- The first fundamental theorem of asset pricing states (basically) a market is free of arbitrage if and only if there exists at least one equivalent martingale measure (EMM)
- The second fundamental theorem of asset pricing states (basically) that if a market is free of arbitrage and complete, then the equivalent martingale measure is unique.
A market is complete (basically) if there are at least as many tradable assets than risk sources. In a discrete setting, you would need at least as many traded assets with linear independent payoffs than states of nature.
Suppose you have one stock but two (or more) risk sources (e.g. stochastic volatility, jumps, interest rates etc.). Suppose the market is free of arbitrage. Then there exists at least one EMM. But because the market is complete, it's not unique. So, there exists infinitely many EMMs.
There are only three possibilities
- There exists no EMM (if there exist arbitrage strategies)
- There exists one EMM (if the market is free of arbitrage and complete)
- There exist infinitely many EMMs (if the market is free of arbitrage but incomplete)
It's really easy to see. If $\mathbb P_1$ and $\mathbb P_2$ are EMMs, then so is $\mathbb P_\lambda=\lambda\mathbb P_1+(1-\lambda)\mathbb P_2$ for any $\lambda\in[0,1]$. So, it's impossible to only have 2 or 42 EMMs.
In reality, markets are probably (almost) free of arbitrage but incomplete. As a result, there does not exist the one martingale measure but a range of possible probability measures which give rise to infinitely many arbitrage-free prices for a derivative. Thus, you get an interval of acceptable prices at which you can trade your derivative. In order to single one measure out, you have to make further assumptions (derive a general equilibrium model, ignore some risk factors etc.). Alternatively, there's a large literature on hedging in incomplete markets.
Proof that $\mathbb P_\lambda$ is an equivalent martingale measure (EMM). Let $\mathbb P_1$ and $\mathbb P_2$ be two EMMs and $\lambda\in[0,1]$.
- The set of probability measures over a measurable set is convex. Thus, $\mathbb P_\lambda$ is a probability measure. Obviously, $\mathbb P_\lambda[\Omega]=1$.
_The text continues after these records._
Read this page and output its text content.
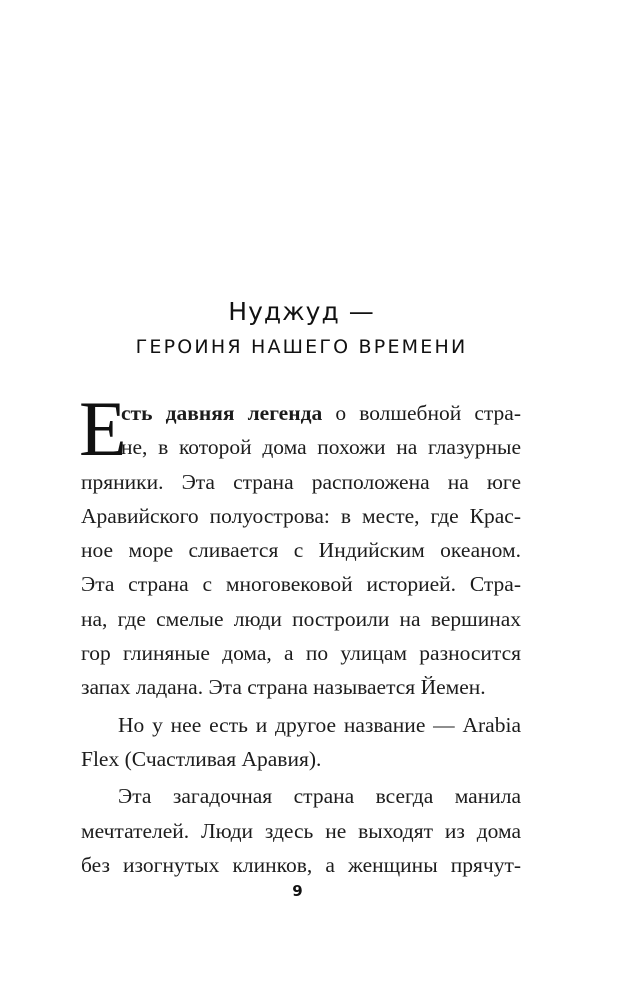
Нуджуд —
ГЕРОИНЯ НАШЕГО ВРЕМЕНИ
Е
сть давняя легенда о волшебной стра-
не, в которой дома похожи на глазурные
пряники. Эта страна расположена на юге
Аравийского полуострова: в месте, где Крас-
ное море сливается с Индийским океаном.
Эта страна с многовековой историей. Стра-
на, где смелые люди построили на вершинах
гор глиняные дома, а по улицам разносится
запах ладана. Эта страна называется Йемен.
Но у нее есть и другое название — Arabia
Flex (Счастливая Аравия).
Эта загадочная страна всегда манила
мечтателей. Люди здесь не выходят из дома
без изогнутых клинков, а женщины прячут-
9
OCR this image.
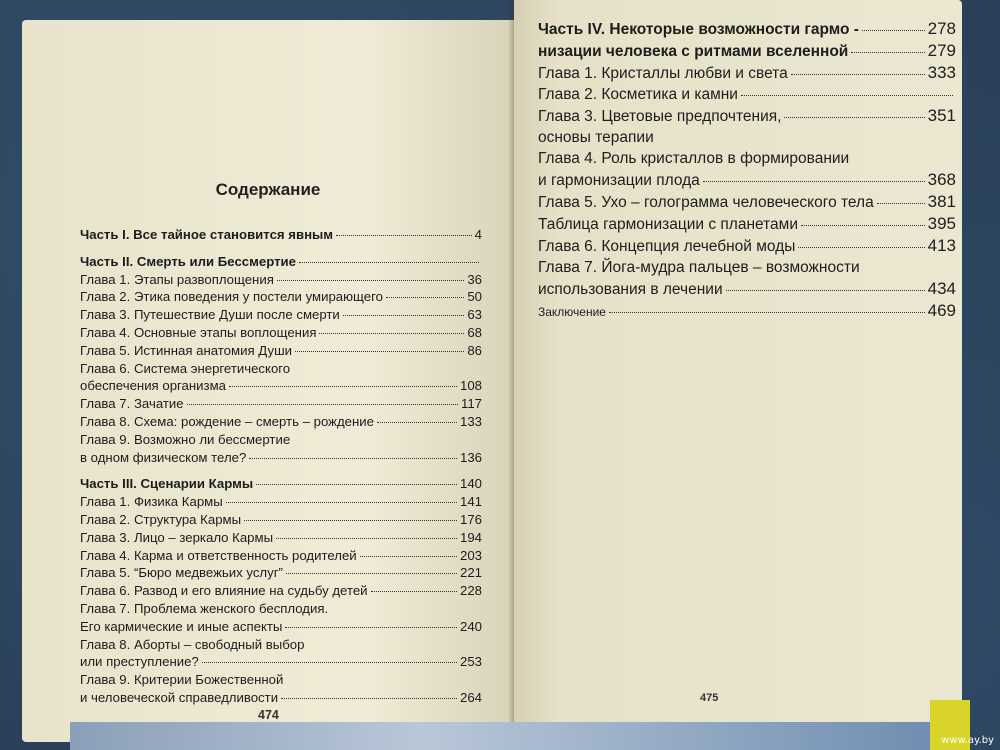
Содержание
Часть I. Все тайное становится явным	4
Часть II. Смерть или Бессмертие
Глава 1. Этапы развоплощения	36
Глава 2. Этика поведения у постели умирающего	50
Глава 3. Путешествие Души после смерти	63
Глава 4. Основные этапы воплощения	68
Глава 5. Истинная анатомия Души	86
Глава 6. Система энергетического
обеспечения организма	108
Глава 7. Зачатие	117
Глава 8. Схема: рождение – смерть – рождение	133
Глава 9. Возможно ли бессмертие
в одном физическом теле?	136
Часть III. Сценарии Кармы	140
Глава 1. Физика Кармы	141
Глава 2. Структура Кармы	176
Глава 3. Лицо – зеркало Кармы	194
Глава 4. Карма и ответственность родителей	203
Глава 5. “Бюро медвежьих услуг”	221
Глава 6. Развод и его влияние на судьбу детей	228
Глава 7. Проблема женского бесплодия.
Его кармические и иные аспекты	240
Глава 8. Аборты – свободный выбор
или преступление?	253
Глава 9. Критерии Божественной
и человеческой справедливости	264
474
Часть IV. Некоторые возможности гармо -	278
низации человека с ритмами вселенной	279
Глава 1. Кристаллы любви и света	333
Глава 2. Косметика и камни
Глава 3. Цветовые предпочтения,	351
основы терапии
Глава 4. Роль кристаллов в формировании
и гармонизации плода	368
Глава 5. Ухо – голограмма человеческого тела	381
Таблица гармонизации с планетами	395
Глава 6. Концепция лечебной моды	413
Глава 7. Йога-мудра пальцев – возможности
использования в лечении	434
Заключение	469
475
www.ay.by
- Again, measure theory gives us $$ \int f\mathrm{d}\mathbb P_\lambda = \lambda\int f\mathrm{d}\mathbb P_1 + (1-\lambda)\int f\mathrm{d}\mathbb P_2$$ Or, using expectations to denote integrals, $$\mathbb{E}^{\mathbb{P}_\lambda}[X]=\lambda\mathbb{E}^{\mathbb{P}_1}[X]+(1-\lambda)\mathbb{E}^{\mathbb{P}_2}[X]$$ This of course assumes that $f$ and $X$ are integrable and equally applies to conditional expectations.
- Now, we need to show that the discounted asset prices are $\mathbb{P}_\lambda$ martingales. Suppose we have $d$ risky assets, $S_t^{(d)}$ and one numeraire, $B_t$. By definition, $\frac{S_t^{(d)}}{B_t}$ is a martingale with respect to $\mathbb{P}_1$ and $\mathbb{P}_2$ (because they are EMMs). Let $t\geq s$. Then,
\begin{align*}
\mathbb{E}^{\mathbb{P}_\lambda}\left[\frac{S_t^{(d)}}{B_t}\Bigg|\mathcal{F}_s\right] &= \lambda \mathbb{E}^{\mathbb{P}_1}\left[\frac{S_t^{(d)}}{B_t}\Bigg|\mathcal{F}_s\right] + (1-\lambda) \mathbb{E}^{\mathbb{P}_2}\left[\frac{S_t^{(d)}}{B_t}\Bigg|\mathcal{F}_s\right] \\
&= \lambda \frac{S_s^{(d)}}{B_s} + (1-\lambda) \frac{S_s^{(d)}}{B_s} \\
&= \frac{S_s^{(d)}}{B_s}.
\end{align*}
Thus, discounted asset prices are martingales with respect to $\mathbb{P}_\lambda$ and thus, $\mathbb{P}_\lambda$ is another EMM.